De repente a explosão dos rubro-negros: – defendeu Maciel!!! Gritou um dos mais eufóricos, até errando o nome do nosso goleiro. O jovem Marcial, que por sinal futuramente ia se tornar médico, havia “literalmente“ operado mais um milagre.

Pouco tempo depois o jogo acabou. E por justiça do destino com a bola nas mãos do herói daquela decisão, após ter interceptado um cruzamento do ataque do Fluminense. Talvez o árbitro do jogo, Claudio Magalhães, que presenciou de perto aquela exibição de gala, quisesse lhe prestar essa homenagem. Assim todos os flashs dos fotógrafos estariam voltados em sua direção. 

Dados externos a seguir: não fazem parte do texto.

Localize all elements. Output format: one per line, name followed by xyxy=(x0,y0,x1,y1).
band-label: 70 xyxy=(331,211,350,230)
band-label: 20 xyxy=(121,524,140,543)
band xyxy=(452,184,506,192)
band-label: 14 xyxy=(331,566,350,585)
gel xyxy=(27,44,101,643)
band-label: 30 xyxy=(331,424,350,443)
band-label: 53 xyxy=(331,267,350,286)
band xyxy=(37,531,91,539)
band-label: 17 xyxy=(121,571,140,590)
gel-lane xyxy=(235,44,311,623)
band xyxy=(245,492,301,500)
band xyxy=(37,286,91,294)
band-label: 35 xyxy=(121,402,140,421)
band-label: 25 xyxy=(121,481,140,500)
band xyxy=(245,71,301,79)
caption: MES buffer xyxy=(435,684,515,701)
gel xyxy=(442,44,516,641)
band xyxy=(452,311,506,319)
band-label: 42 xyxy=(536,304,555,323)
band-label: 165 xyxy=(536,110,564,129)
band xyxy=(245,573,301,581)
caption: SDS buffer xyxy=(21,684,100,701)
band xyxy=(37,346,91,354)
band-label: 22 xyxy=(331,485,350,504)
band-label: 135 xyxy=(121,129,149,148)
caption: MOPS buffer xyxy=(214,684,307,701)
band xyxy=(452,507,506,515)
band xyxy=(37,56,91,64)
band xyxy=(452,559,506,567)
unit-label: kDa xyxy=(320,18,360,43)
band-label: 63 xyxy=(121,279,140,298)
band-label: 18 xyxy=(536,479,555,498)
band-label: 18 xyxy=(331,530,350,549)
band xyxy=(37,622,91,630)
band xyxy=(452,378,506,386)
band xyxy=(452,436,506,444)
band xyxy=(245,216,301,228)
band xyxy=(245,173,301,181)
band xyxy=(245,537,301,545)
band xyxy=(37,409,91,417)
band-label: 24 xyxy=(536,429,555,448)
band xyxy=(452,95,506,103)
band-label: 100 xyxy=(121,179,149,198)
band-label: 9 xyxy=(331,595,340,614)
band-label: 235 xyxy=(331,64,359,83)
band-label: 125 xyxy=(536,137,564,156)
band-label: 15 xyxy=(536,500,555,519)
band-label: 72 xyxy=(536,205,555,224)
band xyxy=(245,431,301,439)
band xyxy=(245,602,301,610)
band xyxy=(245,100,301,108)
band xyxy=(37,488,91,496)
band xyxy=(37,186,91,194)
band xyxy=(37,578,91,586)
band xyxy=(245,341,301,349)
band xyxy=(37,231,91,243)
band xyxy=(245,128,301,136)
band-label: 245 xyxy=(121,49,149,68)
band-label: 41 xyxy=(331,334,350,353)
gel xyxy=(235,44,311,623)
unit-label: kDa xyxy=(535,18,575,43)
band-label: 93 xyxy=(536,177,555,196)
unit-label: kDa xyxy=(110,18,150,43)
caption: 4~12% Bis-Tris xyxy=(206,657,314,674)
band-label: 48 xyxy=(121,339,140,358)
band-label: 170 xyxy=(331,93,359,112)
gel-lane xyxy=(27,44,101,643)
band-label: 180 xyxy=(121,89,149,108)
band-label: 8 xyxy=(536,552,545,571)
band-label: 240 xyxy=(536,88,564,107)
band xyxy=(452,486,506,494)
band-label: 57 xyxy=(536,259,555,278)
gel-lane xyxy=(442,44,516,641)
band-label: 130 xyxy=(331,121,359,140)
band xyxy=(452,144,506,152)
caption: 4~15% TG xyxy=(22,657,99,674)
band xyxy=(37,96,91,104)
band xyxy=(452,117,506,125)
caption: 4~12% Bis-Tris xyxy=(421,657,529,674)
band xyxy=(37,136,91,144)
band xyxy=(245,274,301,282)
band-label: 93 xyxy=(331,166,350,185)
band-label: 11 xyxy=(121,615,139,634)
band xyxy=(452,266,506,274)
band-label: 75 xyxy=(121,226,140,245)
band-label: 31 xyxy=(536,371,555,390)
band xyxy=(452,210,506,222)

Apesar de toda a euforia por ter assistido pela primeira vez o meu time de coração ser campeão, ficou uma pequena decepção por não ter visto a espetacular defesa, tão alardeada pelos meus amigos flamenguistas.

Somente muitos anos depois, já morando na cidade e assistindo a um documentário sobre o Canal 100, eu pude, finalmente, assistir àquela defesa impressionante, daquela memorável decisão de 1963.